Hitler juga menginginkan kota Danzig, Polandia agar diserahkan kepada Jerman. Tapi Polandia sendiri juga diminati oleh Uni Soviet. Pada tanggal 23 Agustus 1939, Jerman mengadakan perjanjian rahasia (Pakta Non Agresi) dengan Uni Soviet, yang berisi pembagian wilayah Eropa Timur, pembagian wilayah Polandia: Barat untuk Jerman, Timur untuk Uni Soviet dan tidak ada penyerangan antara Jerman dan Uni Soviet. Dengan perjanjian ini, Jerman secara sepihak menghianati perjanjian Muenchen, karena bekerjasama dengan komunisme (Uni Soviet). Setelah perjanjian rahasia ini, Jerman mengultimatum Polandia untuk mnyerahkan kota Danzig. Polandia menolak, maka pada tanggal 1 September 1939, Jerman menginvansi Polandia Barat, dan Jerman juga berhasil melakukan invasi dan menduduki Denmark, Norwegia, Belgi, Luxemburg, dan Belanda. Kemudian 17 September invasi Polandia Timur oleh Uni Soviet dan Filandia pada 30 November 1939. Dengan pelanggaran perjanjian Muenchen dan penyerarangn Jerman ke Polandia Barat, membuat Inggris dan Perancis yang menjamin kedaulatan Polandia menyatakan perang terhadap Jerman.

Pada tanggal 28 September 1939 Jerman dan Uni Soviet mengadakan perjanjian rahasia lagi dengan mengubah sedikit isi perjanjian.
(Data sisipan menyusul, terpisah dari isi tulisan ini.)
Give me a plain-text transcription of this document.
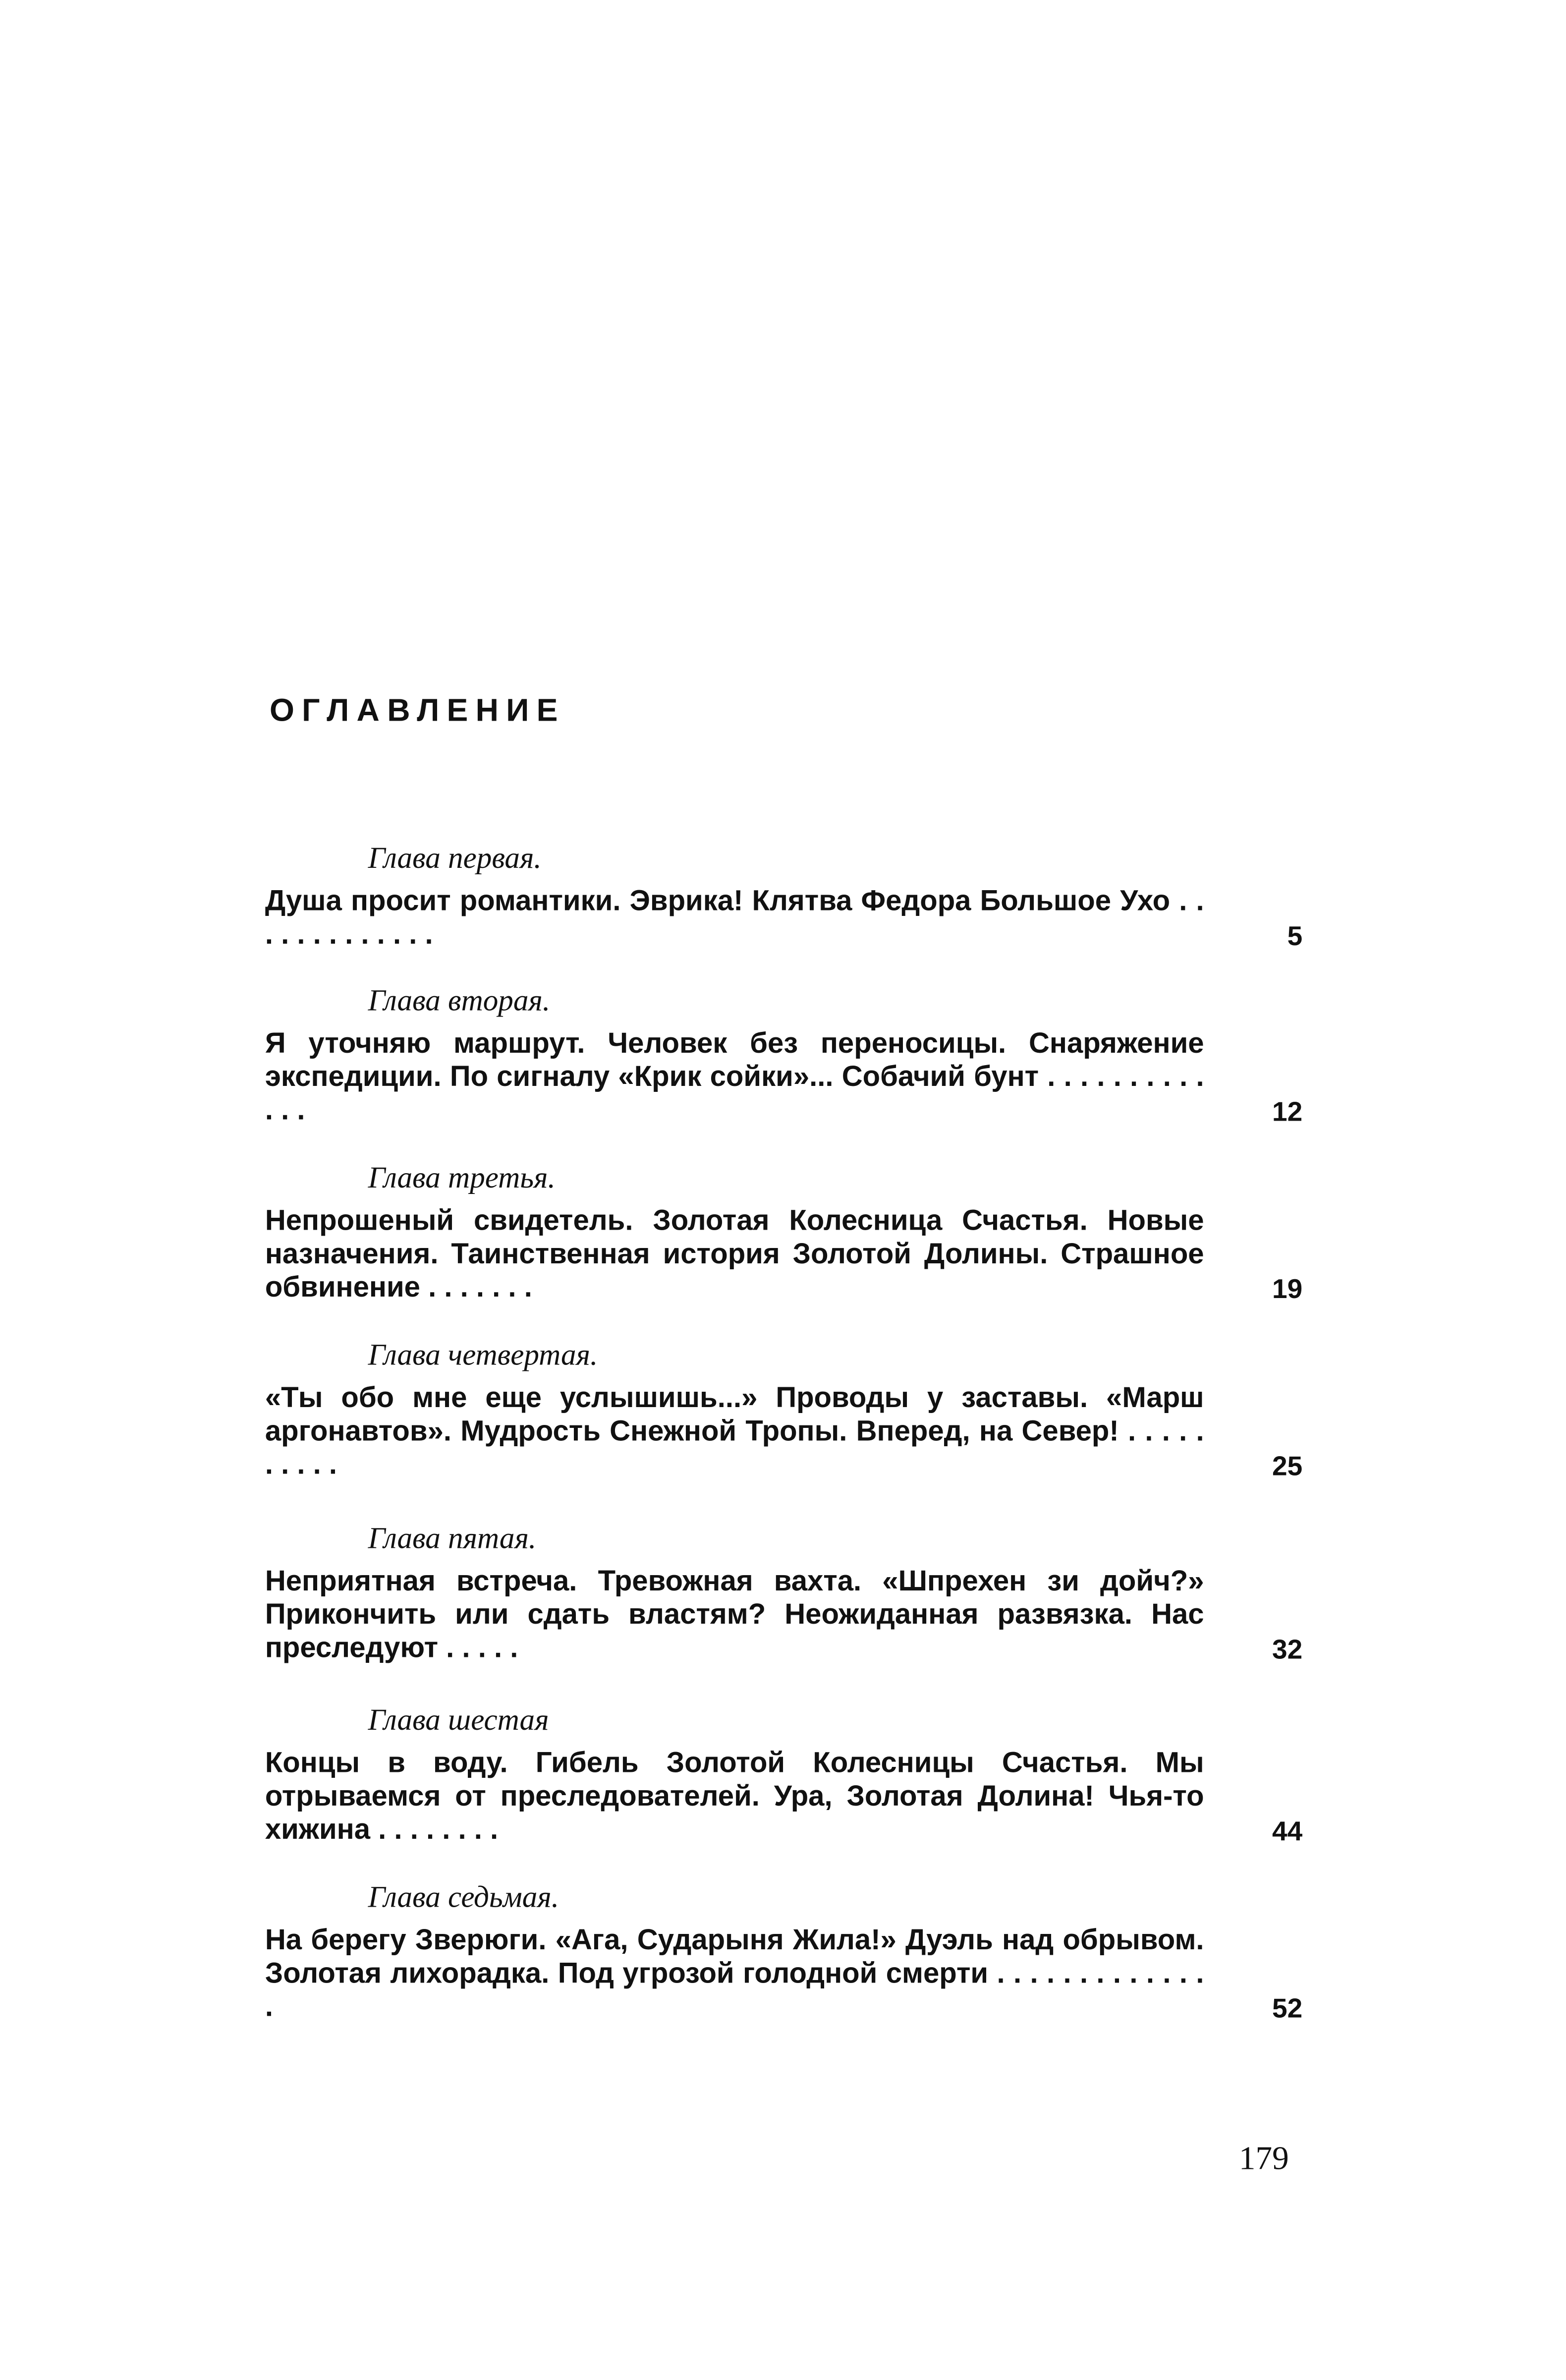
ОГЛАВЛЕНИЕ
Глава первая.
Душа просит романтики. Эврика! Клятва Федора Большое Ухо . . . . . . . . . . . . .	5
Глава вторая.
Я уточняю маршрут. Человек без переносицы. Снаряжение экспедиции. По сигналу «Крик сойки»... Собачий бунт . . . . . . . . . . . . .	12
Глава третья.
Непрошеный свидетель. Золотая Колесница Счастья. Новые назначения. Таинственная история Золотой Долины. Страшное обвинение . . . . . . .	19
Глава четвертая.
«Ты обо мне еще услышишь...» Проводы у заставы. «Марш аргонавтов». Мудрость Снежной Тропы. Вперед, на Север! . . . . . . . . . .	25
Глава пятая.
Неприятная встреча. Тревожная вахта. «Шпрехен зи дойч?» Прикончить или сдать властям? Неожиданная развязка. Нас преследуют . . . . .	32
Глава шестая
Концы в воду. Гибель Золотой Колесницы Счастья. Мы отрываемся от преследователей. Ура, Золотая Долина! Чья-то хижина . . . . . . . .	44
Глава седьмая.
На берегу Зверюги. «Ага, Сударыня Жила!» Дуэль над обрывом. Золотая лихорадка. Под угрозой голодной смерти . . . . . . . . . . . . . .	52
179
Perubahannya yaitu, Jerman yang menguasai Lithuania diserahkan kepada Uni Soviet, sedangkan Polandia Timur dikuasai Uni Soviet diserakan kepada Jerman.

Pada awalnya peperangan hanya melibatkan Jerman yang melawan Polandia, Inggris, Perancis, dan karena peperangn selalu dimenangkan Jerman, Italia yang mulanya netral, dengan melihat kemengan Jerman membuat Italia ingin bergabung dengan Jerman dalam perang karena tergiur keuntungan dan wilayah, Italia pun mengumumkan perang terhadap Perancis pada dan membantu Jerman pada tahun 1940. Italia mulai melancarkan aksinya dengan invasi mereka ke Mesir, yang pada saat itu dibawah pengaruh Perancis.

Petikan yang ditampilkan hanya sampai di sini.